Stagecraft

https://commons.wikimedia.org/wiki/File:Design_for_a_theater_set_created_by_Giacomo_Torelli_da_Fano_for_the_ballet_%27Les_Noces_de_Th%C3%A9tis%27,_from_%27D%C3%A9corations_et_machines_aprest%C3%A9es_aux_nopces_de_T%C3%A9tis,_Ballet_Royal%27_MET_DP855549.jpg

https://commons.wikimedia.org/wiki/File:Cloud-machine-sabbatini.jpg

Through his innovative stage machines, architect Nicola Sabbatini summoned lightning, fire, hell, storms, gods, and clouds to the sets of 17th-century Venetian operas.
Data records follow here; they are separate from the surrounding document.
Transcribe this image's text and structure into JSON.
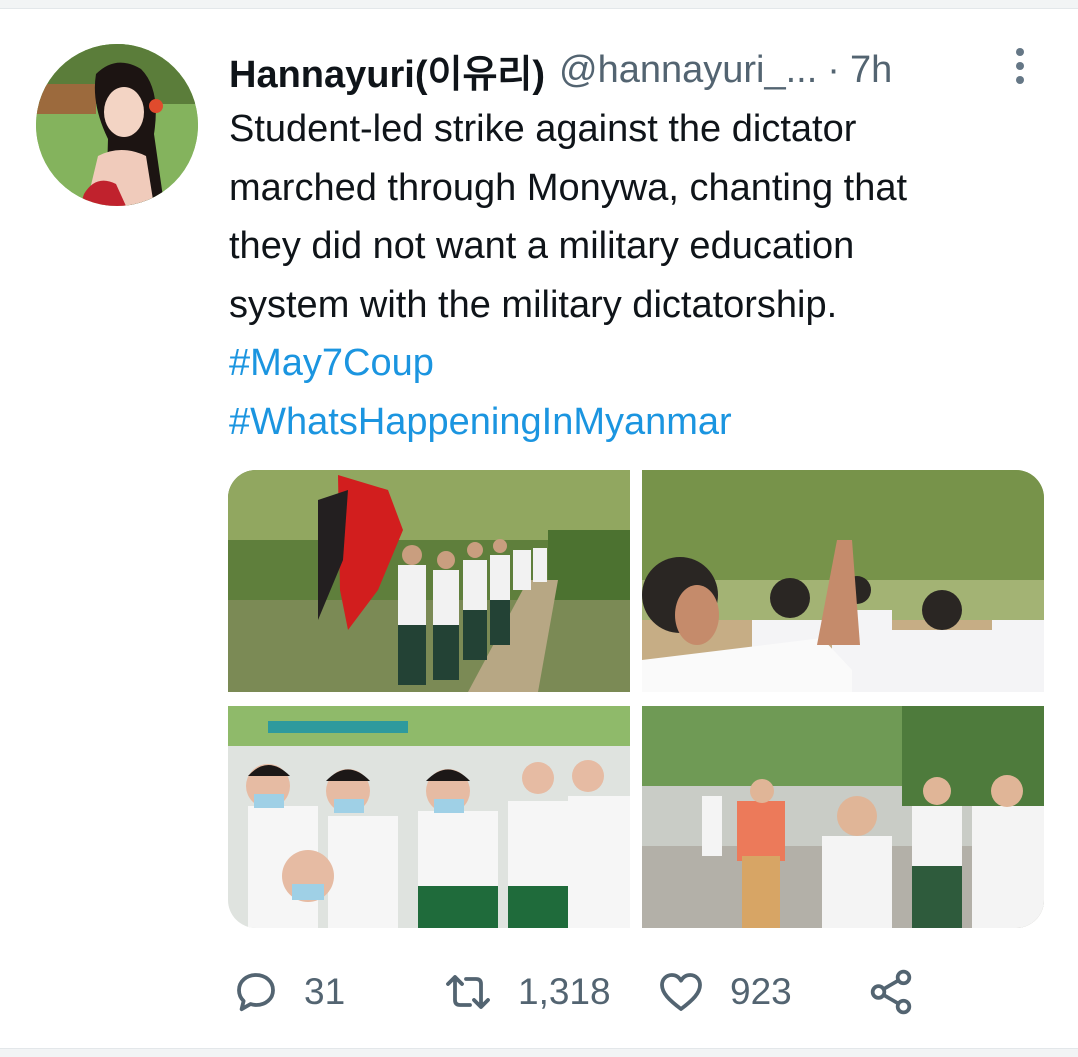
{
  "tweet": {
    "author_name": "Hannayuri(이유리)",
    "author_handle": "@hannayuri_...",
    "separator": "·",
    "time": "7h",
    "text_lines": [
      "Student-led strike against the dictator",
      "marched through Monywa, chanting that",
      "they did not want a military education",
      "system with the military dictatorship."
    ],
    "hashtags": [
      "#May7Coup",
      "#WhatsHappeningInMyanmar"
    ],
    "media": [
      {
        "icon": "photo-students-marching-with-flags"
      },
      {
        "icon": "photo-raised-three-finger-salute"
      },
      {
        "icon": "photo-masked-students-crowd"
      },
      {
        "icon": "photo-students-on-street"
      }
    ],
    "stats": {
      "replies": "31",
      "retweets": "1,318",
      "likes": "923"
    }
  },
  "icons": {
    "reply": "reply-icon",
    "retweet": "retweet-icon",
    "like": "heart-icon",
    "share": "share-icon",
    "more": "more-vertical-icon"
  },
  "colors": {
    "text": "#0f1419",
    "secondary": "#536471",
    "link": "#1b95e0",
    "background": "#ffffff"
  }
}
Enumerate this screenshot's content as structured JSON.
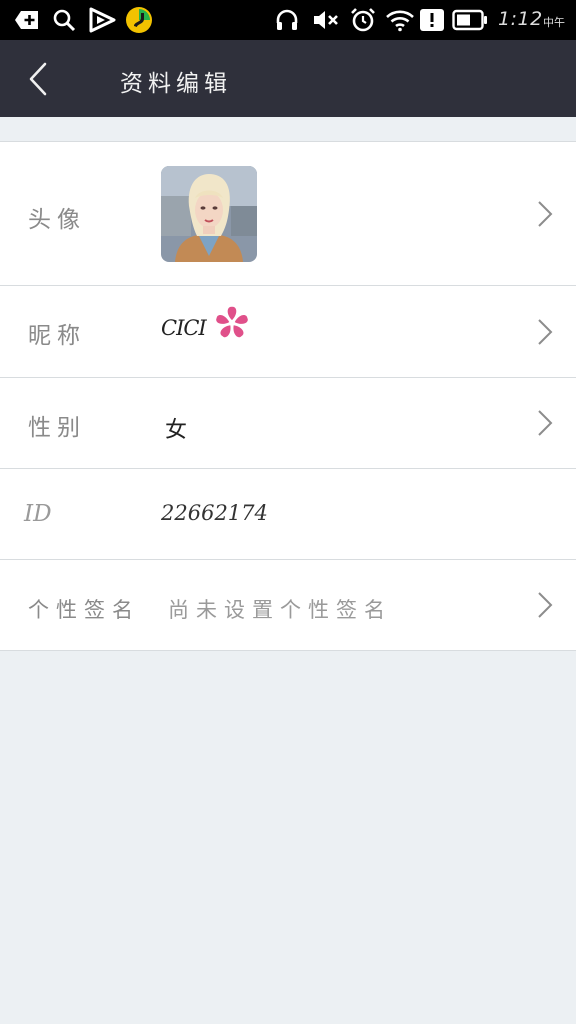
{
  "status_bar": {
    "left_icons": [
      "add-icon",
      "search-icon",
      "play-icon",
      "music-app-icon"
    ],
    "right_icons": [
      "headphones-icon",
      "mute-icon",
      "alarm-icon",
      "wifi-icon",
      "alert-icon",
      "battery-icon"
    ],
    "time": "1:12",
    "period": "中午"
  },
  "header": {
    "back_icon": "back-arrow-icon",
    "title": "资料编辑",
    "background": "#2f303b"
  },
  "profile": {
    "avatar": {
      "label": "头像"
    },
    "nickname": {
      "label": "昵称",
      "value": "CICI",
      "decoration": "sakura-flower-icon"
    },
    "gender": {
      "label": "性别",
      "value": "女"
    },
    "id": {
      "label": "ID",
      "value": "22662174"
    },
    "signature": {
      "label": "个性签名",
      "value": "尚未设置个性签名"
    }
  },
  "colors": {
    "page_bg": "#ecf0f3",
    "row_bg": "#ffffff",
    "divider": "#d8dcdf",
    "label_text": "#8a8a8a",
    "flower": "#e0508a"
  }
}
The effect could be spectacular — characters braved moving waves, flew through the air, and descended into the underworld.

His illusions, which came to be known as scènes à l’italienne, were best viewed from “the prince’s seat,” the center of the seventh row, where “all the objects in the scene appear better … than from any other place.” The scene above, undertaken with stage designer Giacomo Torelli, depicts Apollo’s palace as a city among the clouds in Francesco Sacrati’s La Venere Gelosa (1643).
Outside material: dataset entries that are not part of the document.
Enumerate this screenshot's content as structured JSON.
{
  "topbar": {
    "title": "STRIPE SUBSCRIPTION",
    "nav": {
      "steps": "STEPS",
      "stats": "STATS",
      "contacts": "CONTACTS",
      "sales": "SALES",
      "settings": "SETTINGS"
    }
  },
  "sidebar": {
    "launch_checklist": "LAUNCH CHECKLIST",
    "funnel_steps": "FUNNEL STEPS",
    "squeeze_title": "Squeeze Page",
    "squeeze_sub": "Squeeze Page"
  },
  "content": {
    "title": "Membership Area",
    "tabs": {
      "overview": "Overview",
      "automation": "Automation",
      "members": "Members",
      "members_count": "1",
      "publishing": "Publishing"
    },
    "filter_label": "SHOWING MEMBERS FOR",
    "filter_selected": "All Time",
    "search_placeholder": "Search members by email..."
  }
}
But they didn’t always work. Where one libretto read, “Here one sees descend an enormous machine, which arrives at the level of the gloria from the level of the floor of the stage, forming a majestic stairway of clouds, by which Jove descends, accompanied by a multitude of deities and celestial goddesses,” one critic wrote, “A stairway of clouds? For shame! / pardon me, architect: / it was a ladder to climb to the roof.”